I’ll say this for Marc Andreessen: he knows how to make a splash. First, he writes a whole series of excellent (and lengthy) blog posts with advice for startups — so excellent that my friend Paul Kedrosky jokes about how he’s making the rest of us look bad — and then he announces a blockbuster financing round of $44-million for Ning, which values the company at something north of about $200-million and has got everyone talking.
My friend Rob Hyndman, a lawyer who advises technology startups, says he is skeptical of Ning’s ability to justify that kind of money, and so is Rob Hof at BusinessWeek — who draws a comment from the man himself by comparing Ning to Facebook. Don Dodge says that he doesn’t think Ning’s revenues will scale. And Umair comes right out and says Legg Mason’s investment in Ning is an example of dumb money. But is it really? I think some of those criticisms miss the point about what Ning is trying to do. Whether it will succeed or not remains to be seen, but I think Ning is trying to become the “Intel inside” for social networks.
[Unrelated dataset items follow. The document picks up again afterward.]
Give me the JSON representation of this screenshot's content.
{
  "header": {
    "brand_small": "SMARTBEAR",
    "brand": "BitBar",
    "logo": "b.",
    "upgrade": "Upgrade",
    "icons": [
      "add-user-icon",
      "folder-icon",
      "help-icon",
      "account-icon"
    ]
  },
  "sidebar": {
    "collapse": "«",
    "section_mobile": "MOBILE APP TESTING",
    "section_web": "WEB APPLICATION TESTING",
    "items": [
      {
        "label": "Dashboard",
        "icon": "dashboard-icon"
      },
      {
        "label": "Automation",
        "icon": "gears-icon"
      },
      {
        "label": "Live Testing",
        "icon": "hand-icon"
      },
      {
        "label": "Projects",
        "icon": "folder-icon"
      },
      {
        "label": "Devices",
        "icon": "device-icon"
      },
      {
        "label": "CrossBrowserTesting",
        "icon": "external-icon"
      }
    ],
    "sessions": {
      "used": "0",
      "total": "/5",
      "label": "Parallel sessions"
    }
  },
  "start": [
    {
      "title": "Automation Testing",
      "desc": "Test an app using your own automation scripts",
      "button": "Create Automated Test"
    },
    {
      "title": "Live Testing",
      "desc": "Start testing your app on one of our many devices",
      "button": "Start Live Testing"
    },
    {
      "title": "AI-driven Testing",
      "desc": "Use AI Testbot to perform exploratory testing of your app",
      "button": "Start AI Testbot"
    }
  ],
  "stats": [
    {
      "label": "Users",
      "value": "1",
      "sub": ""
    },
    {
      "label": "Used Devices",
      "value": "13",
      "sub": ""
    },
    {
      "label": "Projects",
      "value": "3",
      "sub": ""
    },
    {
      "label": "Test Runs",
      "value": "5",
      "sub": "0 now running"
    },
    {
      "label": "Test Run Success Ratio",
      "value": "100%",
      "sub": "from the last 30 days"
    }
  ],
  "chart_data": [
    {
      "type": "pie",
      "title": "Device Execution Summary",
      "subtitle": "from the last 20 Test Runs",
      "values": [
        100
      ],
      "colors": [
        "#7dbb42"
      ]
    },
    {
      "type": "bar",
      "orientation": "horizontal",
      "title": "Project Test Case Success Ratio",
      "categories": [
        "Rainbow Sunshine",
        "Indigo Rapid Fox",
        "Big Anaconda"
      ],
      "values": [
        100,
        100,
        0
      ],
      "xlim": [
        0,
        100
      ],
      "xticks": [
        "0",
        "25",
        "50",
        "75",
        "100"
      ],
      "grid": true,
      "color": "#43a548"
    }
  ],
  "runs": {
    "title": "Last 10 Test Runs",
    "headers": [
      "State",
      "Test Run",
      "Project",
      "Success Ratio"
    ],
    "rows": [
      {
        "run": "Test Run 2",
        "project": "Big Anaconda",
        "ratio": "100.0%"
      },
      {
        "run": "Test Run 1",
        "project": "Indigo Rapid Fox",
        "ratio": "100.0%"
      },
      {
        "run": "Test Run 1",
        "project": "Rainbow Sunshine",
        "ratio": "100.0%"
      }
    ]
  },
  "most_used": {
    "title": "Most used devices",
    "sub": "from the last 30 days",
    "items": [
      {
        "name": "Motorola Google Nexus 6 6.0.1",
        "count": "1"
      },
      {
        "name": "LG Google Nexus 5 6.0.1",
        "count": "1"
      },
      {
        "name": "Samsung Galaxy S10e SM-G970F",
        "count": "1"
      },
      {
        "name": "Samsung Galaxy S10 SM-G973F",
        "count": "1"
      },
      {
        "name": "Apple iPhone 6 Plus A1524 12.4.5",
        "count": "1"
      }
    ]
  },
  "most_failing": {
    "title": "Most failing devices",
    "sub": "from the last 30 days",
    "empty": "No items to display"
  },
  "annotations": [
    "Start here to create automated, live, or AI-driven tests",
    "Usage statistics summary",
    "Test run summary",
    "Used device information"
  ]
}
In some ways, Ning’s strategy is the opposite of Facebook’s. Whereas the Mark Zuckerberg show is all about bringing people — and eventually transactions — to Facebook, and becoming a platform in that sense, Ning wants to be the plumbing for any kind of social network. The company is even happy to help you turn your soc-net into a widget that you can then embed in Facebook.
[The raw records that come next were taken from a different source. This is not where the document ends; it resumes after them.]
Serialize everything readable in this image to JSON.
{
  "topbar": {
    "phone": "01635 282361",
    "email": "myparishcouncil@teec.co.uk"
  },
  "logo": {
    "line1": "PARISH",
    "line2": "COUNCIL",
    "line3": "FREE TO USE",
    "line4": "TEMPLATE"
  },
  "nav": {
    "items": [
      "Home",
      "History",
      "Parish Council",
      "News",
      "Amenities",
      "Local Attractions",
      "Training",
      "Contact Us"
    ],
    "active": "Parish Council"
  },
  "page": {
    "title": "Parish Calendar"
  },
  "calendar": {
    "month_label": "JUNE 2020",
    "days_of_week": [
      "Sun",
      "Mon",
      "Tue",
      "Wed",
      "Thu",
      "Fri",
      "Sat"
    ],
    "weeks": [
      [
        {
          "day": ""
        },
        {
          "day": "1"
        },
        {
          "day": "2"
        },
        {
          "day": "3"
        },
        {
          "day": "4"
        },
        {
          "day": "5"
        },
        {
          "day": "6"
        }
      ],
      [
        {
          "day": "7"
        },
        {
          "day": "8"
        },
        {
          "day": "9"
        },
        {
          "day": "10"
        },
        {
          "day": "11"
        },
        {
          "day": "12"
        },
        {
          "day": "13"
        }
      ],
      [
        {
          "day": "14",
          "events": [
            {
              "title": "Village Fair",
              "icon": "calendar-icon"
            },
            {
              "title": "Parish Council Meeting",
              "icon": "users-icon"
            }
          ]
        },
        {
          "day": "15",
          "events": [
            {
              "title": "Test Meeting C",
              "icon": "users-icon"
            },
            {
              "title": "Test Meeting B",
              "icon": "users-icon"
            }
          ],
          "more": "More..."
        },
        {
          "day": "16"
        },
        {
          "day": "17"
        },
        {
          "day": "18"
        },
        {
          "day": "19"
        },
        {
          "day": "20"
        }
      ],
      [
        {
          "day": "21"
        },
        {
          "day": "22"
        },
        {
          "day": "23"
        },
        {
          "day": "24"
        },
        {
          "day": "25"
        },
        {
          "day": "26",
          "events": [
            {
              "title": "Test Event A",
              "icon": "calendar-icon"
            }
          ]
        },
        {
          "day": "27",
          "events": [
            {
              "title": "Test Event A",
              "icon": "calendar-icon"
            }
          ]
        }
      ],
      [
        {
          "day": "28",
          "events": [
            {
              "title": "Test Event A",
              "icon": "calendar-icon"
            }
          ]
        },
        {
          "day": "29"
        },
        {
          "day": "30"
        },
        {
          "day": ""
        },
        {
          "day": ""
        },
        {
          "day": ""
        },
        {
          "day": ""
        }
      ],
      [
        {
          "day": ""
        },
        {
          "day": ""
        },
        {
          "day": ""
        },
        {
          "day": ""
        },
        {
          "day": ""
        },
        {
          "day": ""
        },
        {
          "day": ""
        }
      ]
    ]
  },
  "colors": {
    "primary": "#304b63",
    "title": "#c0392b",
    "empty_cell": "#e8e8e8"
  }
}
I used Ning to set up an ad-hoc social network for a class reunion I was involved in organizing, and it was easy enough to use that even the ancient classmates I was dealing with could figure it out. I think Ning’s vision is that instead of everyone going to Facebook or MySpace, there will eventually be hundreds of thousands or even millions of social networks, all tied in to each other in some way (through Google’s SocialSystem perhaps?).
Ning clearly wants to power that explosion — and the way it has been configured is easily powerful enough to do that, I think, given enough horsepower and resources to allow it to scale. Will it succeed? I haven’t a clue. But I think the strategy is an interesting one.